No entanto, o júri também avaliou que o réu teve uma participação menor no crime, o que fez com que sua pena fosse reduzida de 16 anos para 11 anos. O réu continuará preso em regime fechado.

Paulo Henrique Pardim de Oliveira é o terceiro réu condenado pelo crime. Dois seguranças da boate Hangar 677, no bairro Olhos D'Água, foram condenados, em agosto, a 16 anos e meio de prisão.

Na ocasião, os seguranças William da Cruz Leal, de 35 anos, e Carlos Felipe Soares, de 33, saíram do Fórum Lafayette e foram levados diretamente para o presídio.

Um quarto acusado de ter participado do assassinato está foragido.

Crime

A denúncia do MPMG (Ministério Público de Minas Gerais) apontou que Allan Gonçalves Pontelo, então com 25 anos, foi espancado até a morte. O jovem foi atingido com chutes, socos, imobilizado e estrangulado, em uma área privativa da casa de shows.

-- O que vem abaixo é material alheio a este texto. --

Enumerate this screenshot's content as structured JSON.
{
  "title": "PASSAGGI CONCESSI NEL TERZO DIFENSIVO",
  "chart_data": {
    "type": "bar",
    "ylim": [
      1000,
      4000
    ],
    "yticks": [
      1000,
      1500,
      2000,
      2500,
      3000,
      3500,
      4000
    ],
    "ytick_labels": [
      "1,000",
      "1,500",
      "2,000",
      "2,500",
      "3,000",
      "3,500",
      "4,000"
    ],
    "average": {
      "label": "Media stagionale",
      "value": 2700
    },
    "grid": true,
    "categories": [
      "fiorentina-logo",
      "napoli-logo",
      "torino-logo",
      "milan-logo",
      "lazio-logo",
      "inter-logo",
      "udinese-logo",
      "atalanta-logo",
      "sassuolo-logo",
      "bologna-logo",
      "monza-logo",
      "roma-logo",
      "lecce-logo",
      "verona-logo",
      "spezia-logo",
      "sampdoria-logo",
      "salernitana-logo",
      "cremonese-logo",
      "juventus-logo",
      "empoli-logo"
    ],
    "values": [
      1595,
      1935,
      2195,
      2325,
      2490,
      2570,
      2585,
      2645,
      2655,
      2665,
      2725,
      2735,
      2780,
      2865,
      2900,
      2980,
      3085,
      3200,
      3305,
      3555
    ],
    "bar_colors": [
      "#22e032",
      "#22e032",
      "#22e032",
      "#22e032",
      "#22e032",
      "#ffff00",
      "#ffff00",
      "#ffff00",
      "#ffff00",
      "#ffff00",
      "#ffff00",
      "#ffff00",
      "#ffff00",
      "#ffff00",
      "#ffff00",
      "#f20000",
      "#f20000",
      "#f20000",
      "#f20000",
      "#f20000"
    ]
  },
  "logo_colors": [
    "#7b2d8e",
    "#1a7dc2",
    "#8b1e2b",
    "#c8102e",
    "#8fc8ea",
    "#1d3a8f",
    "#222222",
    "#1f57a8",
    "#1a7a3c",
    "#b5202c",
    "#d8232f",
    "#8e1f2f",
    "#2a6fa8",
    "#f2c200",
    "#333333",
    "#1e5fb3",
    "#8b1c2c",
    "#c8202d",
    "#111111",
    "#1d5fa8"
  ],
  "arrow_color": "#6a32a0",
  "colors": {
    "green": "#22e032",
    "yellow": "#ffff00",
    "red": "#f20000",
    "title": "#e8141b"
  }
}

A promotoria acredita que o fisiculturista teria sido vítima de uma tentativa de extorsão no local após se recusar a passar pela revista dos seguranças.

A principal alegação da defesa dos acusados é que Pontello estaria traficando drogas dentro do espaço de festas. O advogado chegou a dizer que ele havia morrido por overdose, o que foi descartado pelo laudo pericial. Os exames concluíram que o fisiculturista morreu por asfixia mecânica.